Еще как только Егор отворил уличные двери, выбегая на улицу с водоносом, Вася взял из-под лавки топор, становясь за спиною отца, но когда Егора повалили и поволокли по улице, в сени вскочили Пахом и Влас, – руки его не поднялись на убийство: не то страхом, не то жалостью забилось его сердце, топор сам собою выпал.

Две, руки схватили его за плечи, другие две рванули назад, он впился пальцами в скамейку и замер, бледный, будто не живой.

– Тащи купать! – скомандовал Шавров.

И когда Васю, вместе со скамейкою, волокли по выгону к реке, от сарая, хватаясь за живот, хохотал до слез урядник, только что приехавший к Шаврову.

– Дьяволы!.. Что вы делаете, дьяволы!.. Ох, и умру сейчас! Максимыч, шутоломный! Что ты выдумал?..

Он повалился в бричку и задергался, а белая фуражка его со звездою откатилась в подворотню.

Раскачав, Васю бросили в реку. Он выпустил скамейку и, барахтаясь, подплыл к мосткам. Его вытащили за рубаху.

– Бросай еще! – сказал Шавров.

Его снова бросили и снова – до шести-семи раз, до тех пор, пока он не посинел и не стал падать от слабости. За все время Вася ни разу не крикнул, не сказал ни слова, крепко-крепко сцепив зубы; одни глаза огнем горели, но и те к концу стали тухнуть, лицо млеть, а губы вянуть и дрожать…

Когда, брошенный в последний раз, он не мог уже выплыть, Пахому пришлось доставать его.

– Будет, что ли? – вопросительно посмотрел Пахом на хозяина, держа Васю на руках.

– Будет, – ответил за Шаврова Влас.

Его положили на траву.

– Очухайся маленько… Это, брат, тебе не сырые портки на улицу!..

Вспотевшие, достаточно усталые мужики неторопливо поплелись в деревню, к нашему крыльцу.

А там толпились дети, все еще хохочущий урядник, Павла и обходчик Севастьянов.

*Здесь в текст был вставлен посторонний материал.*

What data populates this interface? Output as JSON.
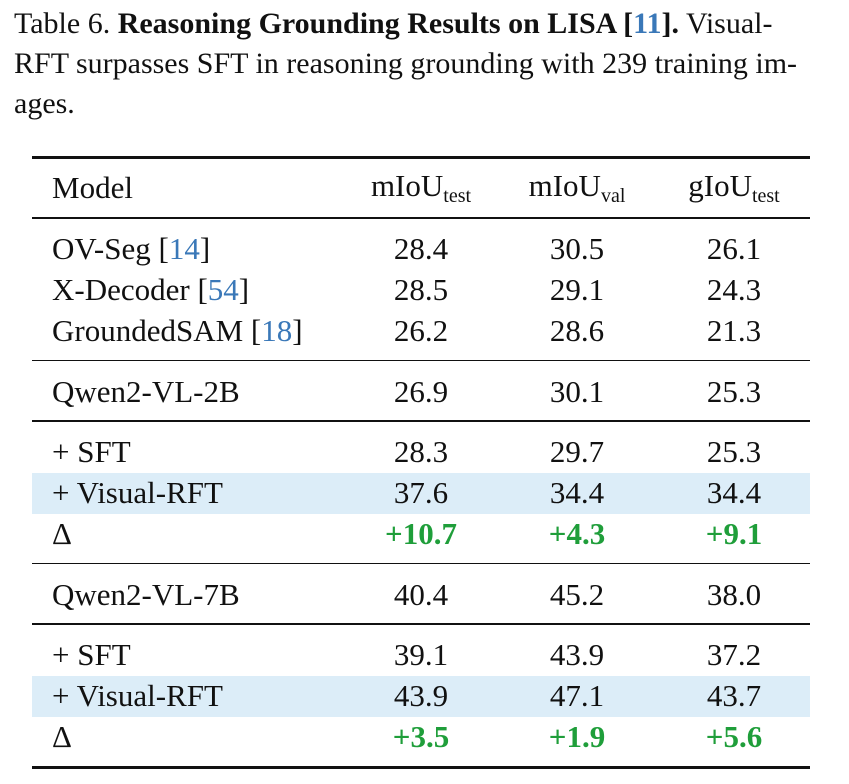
{
  "caption": {
    "label": "Table 6.",
    "title_pre": "Reasoning Grounding Results on LISA [",
    "title_ref": "11",
    "title_post": "].",
    "line1_tail": "Visual-",
    "line2": "RFT surpasses SFT in reasoning grounding with 239 training im-",
    "line3": "ages."
  },
  "header": {
    "model": "Model",
    "col1_main": "mIoU",
    "col1_sub": "test",
    "col2_main": "mIoU",
    "col2_sub": "val",
    "col3_main": "gIoU",
    "col3_sub": "test"
  },
  "rows": [
    {
      "name": "OV-Seg [",
      "ref": "14",
      "close": "]",
      "v": [
        "28.4",
        "30.5",
        "26.1"
      ]
    },
    {
      "name": "X-Decoder [",
      "ref": "54",
      "close": "]",
      "v": [
        "28.5",
        "29.1",
        "24.3"
      ]
    },
    {
      "name": "GroundedSAM [",
      "ref": "18",
      "close": "]",
      "v": [
        "26.2",
        "28.6",
        "21.3"
      ]
    },
    {
      "name": "Qwen2-VL-2B",
      "v": [
        "26.9",
        "30.1",
        "25.3"
      ]
    },
    {
      "name": "+ SFT",
      "v": [
        "28.3",
        "29.7",
        "25.3"
      ]
    },
    {
      "name": "+ Visual-RFT",
      "v": [
        "37.6",
        "34.4",
        "34.4"
      ]
    },
    {
      "name": "Δ",
      "v": [
        "+10.7",
        "+4.3",
        "+9.1"
      ]
    },
    {
      "name": "Qwen2-VL-7B",
      "v": [
        "40.4",
        "45.2",
        "38.0"
      ]
    },
    {
      "name": "+ SFT",
      "v": [
        "39.1",
        "43.9",
        "37.2"
      ]
    },
    {
      "name": "+ Visual-RFT",
      "v": [
        "43.9",
        "47.1",
        "43.7"
      ]
    },
    {
      "name": "Δ",
      "v": [
        "+3.5",
        "+1.9",
        "+5.6"
      ]
    }
  ],
  "colors": {
    "highlight_row": "#dcedf8",
    "delta_green": "#1f9e3a",
    "ref_blue": "#3a78b8"
  }
}
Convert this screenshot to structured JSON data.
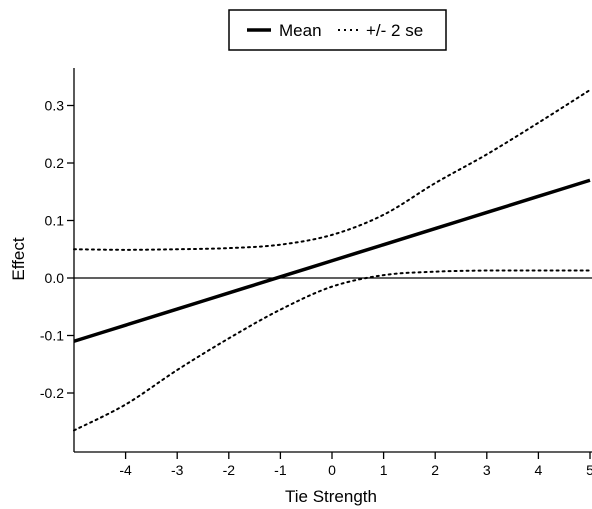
{
  "chart_data": {
    "type": "line",
    "xlabel": "Tie Strength",
    "ylabel": "Effect",
    "xlim": [
      -5,
      5
    ],
    "ylim": [
      -0.27,
      0.37
    ],
    "xticks": [
      -4,
      -3,
      -2,
      -1,
      0,
      1,
      2,
      3,
      4,
      5
    ],
    "yticks": [
      -0.2,
      -0.1,
      0.0,
      0.1,
      0.2,
      0.3
    ],
    "x_tick_labels": [
      "-4",
      "-3",
      "-2",
      "-1",
      "0",
      "1",
      "2",
      "3",
      "4",
      "5"
    ],
    "y_tick_labels": [
      "-0.2",
      "-0.1",
      "0.0",
      "0.1",
      "0.2",
      "0.3"
    ],
    "reference_line": 0.0,
    "legend": {
      "placement": "top-center",
      "entries": [
        {
          "label": "Mean",
          "style": "solid"
        },
        {
          "label": "+/- 2 se",
          "style": "dotted"
        }
      ]
    },
    "x": [
      -5,
      -4,
      -3,
      -2,
      -1,
      0,
      1,
      2,
      3,
      4,
      5
    ],
    "series": [
      {
        "name": "Mean",
        "style": "solid",
        "values": [
          -0.11,
          -0.082,
          -0.054,
          -0.026,
          0.002,
          0.03,
          0.058,
          0.086,
          0.114,
          0.142,
          0.17
        ]
      },
      {
        "name": "+/- 2 se",
        "style": "dotted",
        "band": "upper",
        "values": [
          0.05,
          0.049,
          0.05,
          0.052,
          0.058,
          0.075,
          0.11,
          0.165,
          0.215,
          0.27,
          0.327
        ]
      },
      {
        "name": "+/- 2 se",
        "style": "dotted",
        "band": "lower",
        "values": [
          -0.265,
          -0.22,
          -0.16,
          -0.105,
          -0.055,
          -0.015,
          0.005,
          0.011,
          0.013,
          0.013,
          0.013
        ]
      }
    ]
  }
}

– Погляди-ка на подпаска! – крикнул мне Алеша Маслов, когда я, шатаясь, шел к себе в избушку.

Скуля, в грязи и рвоте, у фундамента барахтался Петруша. Скотины он не пас сегодня: на «пиршестве» его споили, и он где-то спал.

– Эй ты, Жилиный! – увидел он меня. – Подыми меня, а то я нынче пьян, – и скверно выругался, высунув язык и передразнивая меня.

– Севастьянов, дай ему за меня в рыло! Дай!.. – сквозь икоту пролепетал он.

Урядник присел на карачки, раскрыв рот; Павла скромно опустила длинные ресницы; ребятишки, как галки, закружились от восторга и захлопали в ладоши.

Схватившись за голову, я закричал:

– Ты знаешь, что сделали с Васей?! – и помчался куда-то вдоль деревни, а товарищ, приподнявшись на колени, под неистовый хохот и визг, опять стал ругать меня последними словами и грозить кулаком…

XI

Тогда я думал, что за всю мою жизнь я не прощу Шаврову издевательства над Васей, не прощу его работникам и всем Мокрым Выселкам – жалким и бессовестным людям, раболепно унижающимся перед разжиревшей мразью.

Я знал, что вся деревня по уши должна хозяину; знал, что всякого, осмелившегося идти наперекор ему, Шавров способен пустить по миру; знал, что грозная для бедняков полиция – правая рука его; знал и то, что слова его: «Я им страшнее бога» – не бахвальство! И тем не менее жгучая ненависть терзала мое сердце, и на глазах навертывались слезы при одном воспоминании о только что пережитом позоре.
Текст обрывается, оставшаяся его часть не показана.